La Kenya Pipeline Company, pilier des infrastructures pétrolières kényanes et régionales, s’apprête à faire son entrée sur la Bourse de Nairobi d’ici fin janvier 2026. Une opération historique qui ouvre le capital à tous les citoyens, s’inscrivant dans la stratégie du président William Ruto de valoriser les entreprises publiques tout en renforçant les marchés financiers domestiques et la participation régionale.
Le Président William Ruto a officiellement annoncé le 5 janvier l’introduction prochaine de la Kenya Pipeline Company (KPC) sur le Nairobi Securities Exchange (NSE), dans le cadre du vaste plan de privatisation des sociétés d’État de son administration.

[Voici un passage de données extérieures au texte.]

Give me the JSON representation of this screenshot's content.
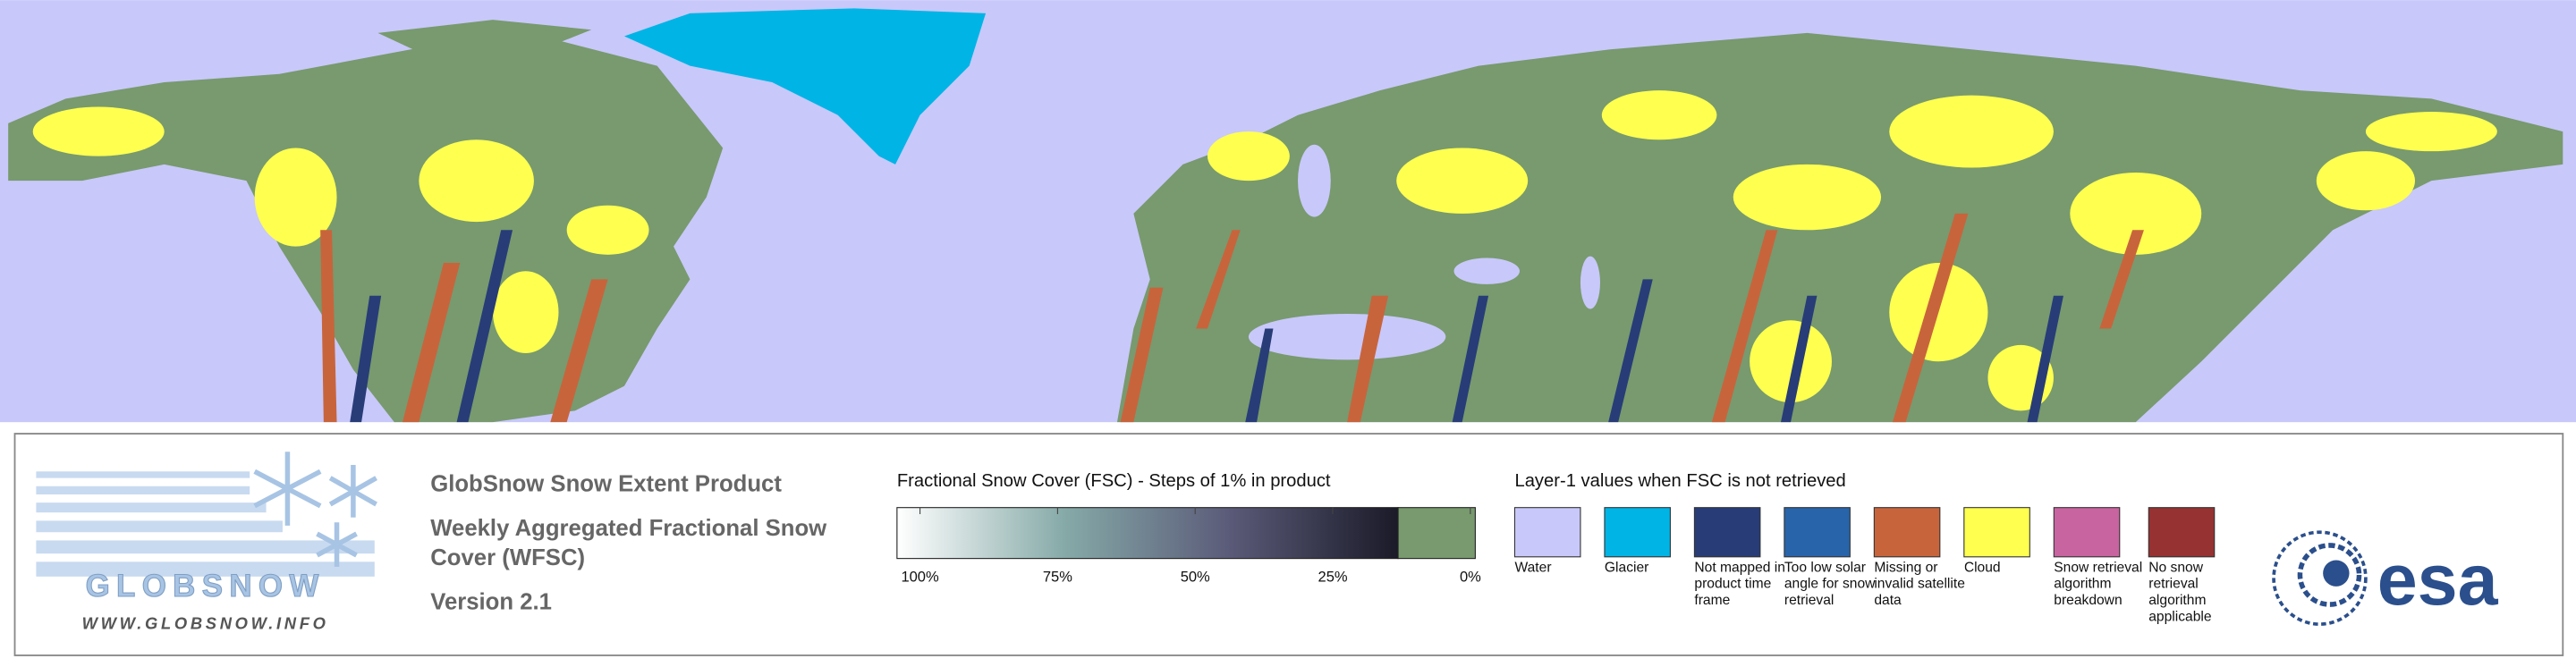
{
  "logo": {
    "name": "GLOBSNOW",
    "url": "WWW.GLOBSNOW.INFO"
  },
  "product": {
    "title": "GlobSnow Snow Extent Product",
    "subtitle": "Weekly Aggregated Fractional Snow Cover (WFSC)",
    "version": "Version 2.1"
  },
  "colorbar": {
    "title": "Fractional Snow Cover (FSC) - Steps of 1% in product",
    "ticks": [
      {
        "value": 100,
        "label": "100%"
      },
      {
        "value": 75,
        "label": "75%"
      },
      {
        "value": 50,
        "label": "50%"
      },
      {
        "value": 25,
        "label": "25%"
      },
      {
        "value": 0,
        "label": "0%"
      }
    ],
    "gradient_colors": [
      "#ffffff",
      "#86aaa8",
      "#5a5a78",
      "#1a1a28"
    ],
    "no_snow_color": "#789a6e"
  },
  "layer1": {
    "title": "Layer-1 values when FSC is not retrieved",
    "items": [
      {
        "label": "Water",
        "color": "#c8c8fa"
      },
      {
        "label": "Glacier",
        "color": "#00b4e6"
      },
      {
        "label": "Not mapped in product time frame",
        "color": "#283c78"
      },
      {
        "label": "Too low solar angle for snow retrieval",
        "color": "#2864aa"
      },
      {
        "label": "Missing or invalid satellite data",
        "color": "#c8643c"
      },
      {
        "label": "Cloud",
        "color": "#ffff50"
      },
      {
        "label": "Snow retrieval algorithm breakdown",
        "color": "#c864a0"
      },
      {
        "label": "No snow retrieval algorithm applicable",
        "color": "#963232"
      }
    ]
  },
  "esa": "esa"
}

«Nous avons dit que les actions seront vendues à tout le monde. Même si vous n’avez que 200 ou 300 shillings, venez en acheter, afin que lorsque les bénéfices seront annoncés, vous puissiez en profiter,» a-t-il déclaré lors d’un événement dans le comté de West Pokot (Nord-ouest).
L’objectif affiché : permettre aux citoyens ordinaires de devenir actionnaires d’une des entreprises publiques les plus rentables du pays.
Selon le chef de l’État, cette opération s’inscrit dans une stratégie plus large visant à «libérer la valeur des actifs publics, approfondir les marchés financiers et garantir que les citoyens bénéficient des fruits de la croissance économique.»
L’État kényan conservera néanmoins une participation significative afin de «protéger les intérêts nationaux,» tout en ouvrant la possibilité à des investisseurs étrangers, notamment en provenance des pays d’Afrique de l’Est comme l’Ouganda, de rejoindre le capital de la KPC. Une démarche qui pourrait renforcer la coopération régionale dans le domaine des infrastructures énergétiques stratégiques.
Privatisation et mobilisation de ressources domestiques
Cette introduction en Bourse est le prolongement de l’annonce de juillet 2025, lorsque le Président Ruto avait évoqué son plan de privatiser plusieurs sociétés d’État pour drainer davantage d’investissements privés, dynamiser les marchés de capitaux nationaux et réduire la dépendance du Kenya à la dette extérieure.
Élu en août 2022, Ruto s’éloigne de la stratégie de son prédécesseur Uhuru Kenyatta, qui finançait les projets d’infrastructures par des emprunts massifs sur les marchés internationaux et auprès de la Chine. L’administration actuelle privilégie désormais la mobilisation de ressources domestiques et le recours aux marchés de capitaux locaux pour financer la croissance économique.